We used “not in” in select query but the performance is very poor.
Doing further R and D , we thought of creating a temporary table in the database B and inserting this 5k into that and writing nested query.
But, inserting 5 k records every time the service being called takes much time and batch insert didn’t work as we want the temporary table to delete the rows after that session(that is delete on commit).Batch insert commits automatically so we couldn’t see any records after batch insert.
Db link is suggested by few but we are not sure how far it is feasible.
Could you please suggest any alternative way to implement this.
The overall idea is to fetch ID(users who have installed the app) from one table in database A and compare it with ID in a table(contains total list of users) in database B and give the list of ID(list of users who have not installed the app) other than the ID fetched from database A.
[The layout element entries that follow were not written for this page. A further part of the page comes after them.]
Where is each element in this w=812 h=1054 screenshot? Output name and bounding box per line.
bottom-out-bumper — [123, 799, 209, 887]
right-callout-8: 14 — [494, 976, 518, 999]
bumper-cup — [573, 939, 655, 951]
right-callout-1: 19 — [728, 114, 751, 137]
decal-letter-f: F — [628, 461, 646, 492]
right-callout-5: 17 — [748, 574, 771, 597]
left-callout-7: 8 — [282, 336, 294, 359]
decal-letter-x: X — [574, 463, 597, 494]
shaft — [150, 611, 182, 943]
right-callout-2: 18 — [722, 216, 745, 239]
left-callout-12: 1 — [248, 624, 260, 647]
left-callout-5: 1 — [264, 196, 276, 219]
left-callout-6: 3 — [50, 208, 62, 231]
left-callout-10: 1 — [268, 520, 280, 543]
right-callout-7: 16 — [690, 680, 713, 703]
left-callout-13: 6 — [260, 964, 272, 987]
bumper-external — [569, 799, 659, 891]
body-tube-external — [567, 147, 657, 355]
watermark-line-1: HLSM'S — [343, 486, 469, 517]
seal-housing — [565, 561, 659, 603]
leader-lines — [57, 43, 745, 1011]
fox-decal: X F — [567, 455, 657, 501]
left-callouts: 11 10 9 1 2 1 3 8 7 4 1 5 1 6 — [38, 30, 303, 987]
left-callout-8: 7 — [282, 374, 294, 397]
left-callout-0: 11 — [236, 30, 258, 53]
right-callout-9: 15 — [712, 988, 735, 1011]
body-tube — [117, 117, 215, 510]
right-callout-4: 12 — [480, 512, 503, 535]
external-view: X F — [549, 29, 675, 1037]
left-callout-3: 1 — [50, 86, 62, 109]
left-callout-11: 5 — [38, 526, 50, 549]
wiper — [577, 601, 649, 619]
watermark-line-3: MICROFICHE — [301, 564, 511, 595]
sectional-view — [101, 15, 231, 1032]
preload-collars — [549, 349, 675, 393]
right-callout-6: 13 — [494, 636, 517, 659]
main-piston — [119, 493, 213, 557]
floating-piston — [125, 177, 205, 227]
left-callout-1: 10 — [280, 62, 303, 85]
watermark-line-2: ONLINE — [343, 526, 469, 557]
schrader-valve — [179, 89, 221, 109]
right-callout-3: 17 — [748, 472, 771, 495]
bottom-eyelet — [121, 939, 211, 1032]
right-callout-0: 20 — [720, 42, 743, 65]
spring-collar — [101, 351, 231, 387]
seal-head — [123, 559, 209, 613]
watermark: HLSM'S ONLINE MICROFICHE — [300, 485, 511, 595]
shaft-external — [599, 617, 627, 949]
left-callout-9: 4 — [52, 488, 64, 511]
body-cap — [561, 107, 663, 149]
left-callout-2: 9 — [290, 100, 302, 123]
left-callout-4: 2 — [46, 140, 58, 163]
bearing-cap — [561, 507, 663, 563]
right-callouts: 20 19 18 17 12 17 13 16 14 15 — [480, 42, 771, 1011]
The adapter service is implemented as below.
1)dynamic sql to fetch 5k records from Database A
2)created a where clause for these records in a comma separated string
3)passed this string as "where columnname NOT IN " to another dynamic sql query for database B.
Now this NOT IN query causes performance issues as it takes so much time to retreive and sometimes get heap error too.
So , decided to create a temporary table in database B and insert this 5k and call as nested selected query but i was not able to insert as batch insert commits after insert . and data in temp table goes after it is committed.
Also,DBA team advised not to use DB link as it is not a feasible approach.
IntegrationServer (incl. ART) = 9.0
JDBC Adapter =6.5
Database(s) = oracle
Database driver(s) = you mean the jar files which we place in lib directory?
yes, I was referring to the jar files in lib directory (of JDBC-Adapter usually as long as they are not required elsewhere).
Dependent on the JVM your are running you should most likely be using an ojdcb6.jar from JDBC Driver 11g R2.
Inside the Jar there is a META-INF/MANIFEST.MF, which contains a tag for the exact implementation version.
Which version is the oracle database running at?
Any Fixes applied to IS, ART, JDBC-Adapter?
Can you try to execute the second query with the comma-separated where clause in Oracle SQL Developer to extract the execution plan?
This will show why this takes so long. Most likely there are some indices missing on the columns used for comprarison causing a full table search instead of an indexed one.
What should happen wtih the result list containing the ertries not in second db?
One option I currently think of is to query both databases independently (for the second one only the fields needed for the comparison should be retrieved). Then do the comparison in a custom java service on IS.
Maybe other members have other approaches available for this.
Are you using a Dynamic or a static SQL adapter service?
Can you get the exact SQL sequence the IS is sending to the server and pass it through a performance analyser (EXPLAIN in Oracle, etc)?
If you can analise the time, cpu, io, memory and network of the call, are you reaching any performance ceiling?
Flow services are not the best choice for data intensive comparison/manipulation; I would suggest you bring all your data into a memory structure and send that to a Java service (depending on the free RAM you have - here I’m basically converting those databases into in-memory databases).
Profiling your code can also pinpoint performance problems.
The way you described, you are doing three data-transfer bulk operations (read A, send compacted A to B, read query of A-B); now, depending of size and complexity of your data, you may have to find a simpler way.
As in all very large data operations, you should also ask “I am doing the right questions?”. For the final application result you want, is there another, simpler, way to achieve your goal?
ORDER BY should not be that expensive when used for an indexed field.
The SELECT itself usually is the most expensive part dependent on if the fields to be retrieved and/or compared are indexed or not and of the size (number of rows) of the table.
Therefore first of all we need the “Explain Plan” for the query.
When using a Dynamic SQL or Custom SQL template, you can pass a complete where clause (Custom SQL) or the complete List of IDs (Dynamic SQL) as a Parameter.
Can you provide some snapshots of your adapter services?